Monday, October 11, 2010

Hermes, Lord of Robbers (Homeric Hymn #4)

As a picture book. Nancy found it in the public library, and we read it to our daughter. It is a fairly complete (and very nice) translation of the short fourth Homeric Hymn (to Hermes, Lord - or Leader - of Robbers - or Thieves), with some truly lovely illustrations. Some bits and pieces are missing (stuff about sacrificial meat that would be hard to explain in any book, an episode about Hermes' invention of fire that is incomplete in the original), but I suspect it is all the better for it (the original hymn lacks some thematic unity).

Hermes is born and the first thing he wants to do is steal Apollo's cattle, which he succeeds in doing that very night. He is clever and thus makes the cattle walk backwards, so that they leave tracks that point in the wrong direction, but he is seen by an old man, so Apollo quickly learns who stole his cattle. He goes to seek Hermes and accuses him, and some funny banter ensures (Hermes: "I was only born yesterday! My feet are soft, and the ground is hard!"). Apollo is not amused, and wants to beat Hermes up. Hermes appeals to Zeus, who laughs at his fibs and tells him to go get Apollo's cattle ("Dad, I really didn't do it. Zeus: ok, now go get the cattle"). They go (big brother and little brother: Apollo and Hermes are sons of Zeus) but Apollo discovers that Hermes has slain two of his cows (this is a bit abrupt in the picture book, since the stuff about sacrifice is omitted), so he gets really mad again and wants to beat Hermes up. But Hermes is clever again, and soothes him by playing music - and giving Apollo the lyre he had fashioned out of a turtle's shell. Apollo, grateful for the music, decides to let the matter go, and gives him a staff and tells him that he shall always be known as the prince of robbers - and so given the tribute and recognition he had craved since he was born (the day before). Hermes promises never to steal anything from Apollo's house. (I don't tell the story well enough. It really is charming, in a cheerfully amoral way, and the illustrations in the book are beautiful).

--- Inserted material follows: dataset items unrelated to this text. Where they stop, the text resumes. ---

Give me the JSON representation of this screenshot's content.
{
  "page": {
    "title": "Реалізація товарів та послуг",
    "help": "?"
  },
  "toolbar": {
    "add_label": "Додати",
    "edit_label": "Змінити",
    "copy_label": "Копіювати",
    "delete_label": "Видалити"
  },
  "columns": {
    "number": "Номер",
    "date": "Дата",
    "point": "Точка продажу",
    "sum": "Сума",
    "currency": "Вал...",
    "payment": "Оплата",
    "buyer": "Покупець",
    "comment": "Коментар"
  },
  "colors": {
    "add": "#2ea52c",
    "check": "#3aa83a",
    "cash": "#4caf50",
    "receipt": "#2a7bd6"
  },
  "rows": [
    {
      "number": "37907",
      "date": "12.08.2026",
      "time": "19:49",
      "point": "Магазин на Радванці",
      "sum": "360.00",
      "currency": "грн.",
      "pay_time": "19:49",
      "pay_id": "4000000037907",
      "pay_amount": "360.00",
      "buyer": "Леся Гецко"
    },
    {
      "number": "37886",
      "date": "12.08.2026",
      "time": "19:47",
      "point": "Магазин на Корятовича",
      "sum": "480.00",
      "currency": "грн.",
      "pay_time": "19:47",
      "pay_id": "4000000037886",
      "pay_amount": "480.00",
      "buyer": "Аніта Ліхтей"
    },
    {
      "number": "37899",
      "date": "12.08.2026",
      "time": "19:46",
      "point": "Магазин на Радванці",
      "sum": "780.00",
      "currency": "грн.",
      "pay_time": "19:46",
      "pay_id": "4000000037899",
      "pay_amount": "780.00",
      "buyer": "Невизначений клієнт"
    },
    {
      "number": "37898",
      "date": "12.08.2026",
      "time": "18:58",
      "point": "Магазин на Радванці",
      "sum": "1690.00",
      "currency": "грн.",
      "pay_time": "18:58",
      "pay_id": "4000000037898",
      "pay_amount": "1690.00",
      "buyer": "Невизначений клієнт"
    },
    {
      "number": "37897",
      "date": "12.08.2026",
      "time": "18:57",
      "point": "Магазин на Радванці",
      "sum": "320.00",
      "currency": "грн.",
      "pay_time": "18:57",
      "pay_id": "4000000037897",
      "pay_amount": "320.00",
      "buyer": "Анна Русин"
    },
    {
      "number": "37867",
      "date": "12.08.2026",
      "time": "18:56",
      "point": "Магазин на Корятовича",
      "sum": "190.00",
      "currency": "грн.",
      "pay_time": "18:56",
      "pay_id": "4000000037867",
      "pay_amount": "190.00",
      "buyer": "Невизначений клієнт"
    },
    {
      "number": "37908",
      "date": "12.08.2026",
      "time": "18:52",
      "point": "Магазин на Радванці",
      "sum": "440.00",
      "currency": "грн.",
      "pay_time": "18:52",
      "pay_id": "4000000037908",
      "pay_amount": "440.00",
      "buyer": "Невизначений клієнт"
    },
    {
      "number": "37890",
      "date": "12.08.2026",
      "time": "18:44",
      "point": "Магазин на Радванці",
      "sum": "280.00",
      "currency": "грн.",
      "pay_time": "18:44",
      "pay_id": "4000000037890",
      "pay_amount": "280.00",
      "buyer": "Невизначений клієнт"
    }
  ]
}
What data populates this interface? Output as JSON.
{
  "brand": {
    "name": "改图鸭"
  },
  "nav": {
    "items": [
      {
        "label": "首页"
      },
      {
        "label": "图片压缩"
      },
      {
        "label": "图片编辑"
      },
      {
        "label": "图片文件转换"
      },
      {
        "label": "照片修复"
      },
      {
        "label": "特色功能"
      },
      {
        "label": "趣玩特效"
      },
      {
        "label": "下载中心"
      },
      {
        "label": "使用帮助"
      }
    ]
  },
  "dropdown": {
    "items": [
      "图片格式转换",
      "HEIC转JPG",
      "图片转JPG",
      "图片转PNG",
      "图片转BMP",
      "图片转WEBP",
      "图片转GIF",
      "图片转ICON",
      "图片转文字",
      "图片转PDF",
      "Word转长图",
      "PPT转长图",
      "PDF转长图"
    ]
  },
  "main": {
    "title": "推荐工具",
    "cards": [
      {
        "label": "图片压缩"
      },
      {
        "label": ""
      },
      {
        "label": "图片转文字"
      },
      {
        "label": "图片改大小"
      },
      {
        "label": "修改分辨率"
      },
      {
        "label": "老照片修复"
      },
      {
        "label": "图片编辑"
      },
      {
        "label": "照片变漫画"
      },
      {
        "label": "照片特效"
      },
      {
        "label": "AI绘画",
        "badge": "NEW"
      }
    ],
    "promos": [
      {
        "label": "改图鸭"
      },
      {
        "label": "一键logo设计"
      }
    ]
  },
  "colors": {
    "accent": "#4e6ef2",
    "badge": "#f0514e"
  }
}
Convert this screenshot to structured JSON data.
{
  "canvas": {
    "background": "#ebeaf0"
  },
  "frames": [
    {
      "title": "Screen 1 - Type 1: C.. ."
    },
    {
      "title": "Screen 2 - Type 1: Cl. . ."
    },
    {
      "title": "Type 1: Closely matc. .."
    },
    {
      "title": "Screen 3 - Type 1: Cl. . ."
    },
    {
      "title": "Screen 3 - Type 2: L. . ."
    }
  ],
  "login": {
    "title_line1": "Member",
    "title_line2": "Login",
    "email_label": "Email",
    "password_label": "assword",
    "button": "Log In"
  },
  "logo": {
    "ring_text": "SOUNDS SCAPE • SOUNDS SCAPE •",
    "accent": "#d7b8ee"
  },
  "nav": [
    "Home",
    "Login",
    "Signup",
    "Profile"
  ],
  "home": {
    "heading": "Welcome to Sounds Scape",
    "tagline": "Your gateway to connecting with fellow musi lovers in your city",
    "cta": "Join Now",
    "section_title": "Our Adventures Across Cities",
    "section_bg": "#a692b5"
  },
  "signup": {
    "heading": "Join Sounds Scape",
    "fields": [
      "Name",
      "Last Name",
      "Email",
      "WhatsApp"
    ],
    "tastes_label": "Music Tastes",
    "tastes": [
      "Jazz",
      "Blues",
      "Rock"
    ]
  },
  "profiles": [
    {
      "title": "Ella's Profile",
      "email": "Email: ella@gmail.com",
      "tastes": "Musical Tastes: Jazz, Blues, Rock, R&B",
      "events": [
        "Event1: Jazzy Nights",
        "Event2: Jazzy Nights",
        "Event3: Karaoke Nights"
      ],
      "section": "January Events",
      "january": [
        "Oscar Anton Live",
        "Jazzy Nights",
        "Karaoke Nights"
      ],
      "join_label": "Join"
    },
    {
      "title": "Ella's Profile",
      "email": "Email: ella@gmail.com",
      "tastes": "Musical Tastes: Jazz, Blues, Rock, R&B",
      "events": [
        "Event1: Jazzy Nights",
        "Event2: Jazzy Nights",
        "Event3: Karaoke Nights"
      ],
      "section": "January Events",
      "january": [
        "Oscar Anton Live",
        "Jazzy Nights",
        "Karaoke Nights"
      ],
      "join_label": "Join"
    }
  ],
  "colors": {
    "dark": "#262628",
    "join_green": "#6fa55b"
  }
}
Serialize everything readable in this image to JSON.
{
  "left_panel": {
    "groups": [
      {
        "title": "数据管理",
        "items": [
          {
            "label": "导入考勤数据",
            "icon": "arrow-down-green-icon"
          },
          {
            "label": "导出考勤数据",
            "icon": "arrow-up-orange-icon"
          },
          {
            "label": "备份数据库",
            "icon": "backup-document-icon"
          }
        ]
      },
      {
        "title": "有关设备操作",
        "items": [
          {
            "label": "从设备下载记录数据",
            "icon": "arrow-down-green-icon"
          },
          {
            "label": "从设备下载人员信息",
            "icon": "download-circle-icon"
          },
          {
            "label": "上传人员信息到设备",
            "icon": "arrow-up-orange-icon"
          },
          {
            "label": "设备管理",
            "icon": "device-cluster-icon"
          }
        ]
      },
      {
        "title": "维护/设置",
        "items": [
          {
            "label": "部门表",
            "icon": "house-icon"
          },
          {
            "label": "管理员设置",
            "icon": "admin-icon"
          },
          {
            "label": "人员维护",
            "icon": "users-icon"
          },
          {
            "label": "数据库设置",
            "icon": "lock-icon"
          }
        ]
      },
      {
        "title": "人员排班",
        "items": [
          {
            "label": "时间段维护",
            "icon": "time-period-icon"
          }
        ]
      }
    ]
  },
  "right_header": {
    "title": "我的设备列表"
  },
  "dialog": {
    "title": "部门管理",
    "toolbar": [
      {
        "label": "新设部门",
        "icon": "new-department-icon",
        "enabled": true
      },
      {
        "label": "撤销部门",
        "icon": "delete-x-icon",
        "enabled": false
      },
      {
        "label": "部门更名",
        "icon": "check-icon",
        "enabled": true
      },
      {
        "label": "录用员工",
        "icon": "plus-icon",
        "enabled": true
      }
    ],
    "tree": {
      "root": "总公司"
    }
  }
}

The hymn depicts a world that is truly different from our own - a world where Hermes' excellence lies in his ability to steal Apollo's cattle and then charm him so that Apollo does not beat him up, where political authority - including the authority of Zeus - is at best the authority of mediators, not enforcers, where population densities are low and the natural world is intensely present; it's a world closer to the world of nomadic foragers than to the world of farmers and cities of later antiquity. (This is a very old piece of poetry, a survival in writing of an even older oral tradition; one can apparently learn much from Homer's epic poetry and the Homeric hymns about Bronze-age society). Hermes is praised as the prince of cattle-raiders, not condemned; he is excellent because his cleverness is beautiful, not because he is a good boy. (There is something in Nietzsche about this, I think - which I am probably misremembering). We quite enjoyed it, though I can see why Plato thought the Homer-heavy popular culture of his time was very corrupting; the poem reminds me a bit of Roald Dahl's tales.